Toujours dans le monde du journalisme, les présentateurs sont également amenés à être assistés voir remplacés par des robots. Xinhua, une agence de presse chinoise, a mis au point un présentateur robotisé capable de présenter des journaux télévisés jour et nuit, du lundi au dimanche. Selon Eric Scherer, ces expérimentations ne sont qu’au stade de prototype mais dessinent l’avenir : nous serons en mesure de choisir qui nous voulons voir comme présentateur de notre JT personnalisé. Ainsi, en plus de bouleverser la technique médiatique et les métiers qui régissent l’écosystème médiatiques, ce sont également les usages des consommateurs qui s’emparent de ce processus. L’IA ne se limite donc pas qu’à une expérimentation technique mais s’étend aux usages.

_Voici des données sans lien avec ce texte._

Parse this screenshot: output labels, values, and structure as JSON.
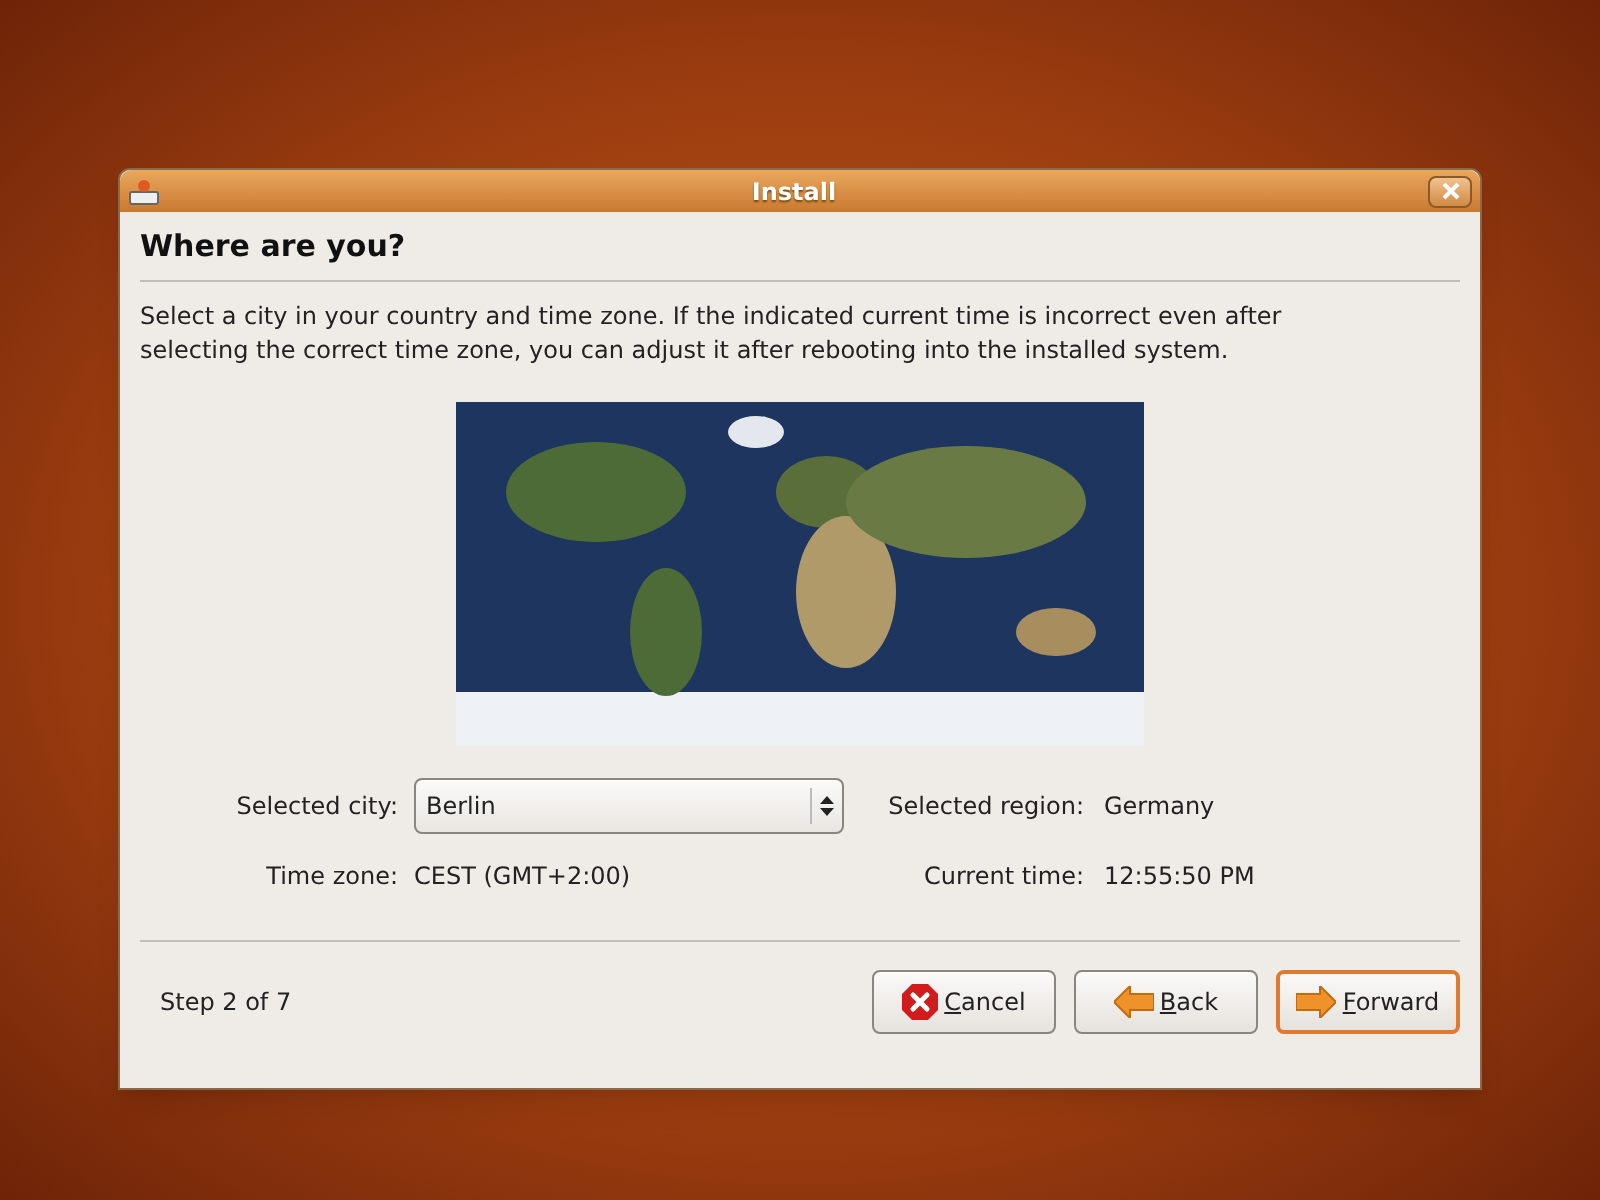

Un autre aspect du journalisme se verra bouleversé par l’arrivée des IA : la vérification de sources et la lutte contre les fake news. Une photo ou une vidéo peut être analysée par un algorithme se basant sur le Deep Learning. Le Deep Learning, ou apprentissage profond consiste à faire analyser à un algorithme une grande quantité de vidéo/photos, souvent des centaines de millions, dans le but de le faire reconnaître ce qui compose ces vidéos/images (un chat, de l’eau, une voiture…). Ce système permet, grâce à des mécanismes de comparaisons, de savoir de quand date une vidéo/photo et de la recontextualiser. Ces algorithmes sont ainsi capables de vérifier l’authenticité d’une vidéo/photo et, dans le cas des fake news, ils seront en mesure de détecter l’origine et le cheminement de celles-ci. Aussi, le deep learning permet de plus en plus aux journalistes d’effectuer du « speech to text », c’est à dire le processus de retranscription automatique de paroles provenant d’un enregistrement sur un fichier texte. Cet usage permettra aux journalistes de gagner un temps considérable sur la retranscription et ainsi, de se concentrer sur des tâches à valeur ajoutée.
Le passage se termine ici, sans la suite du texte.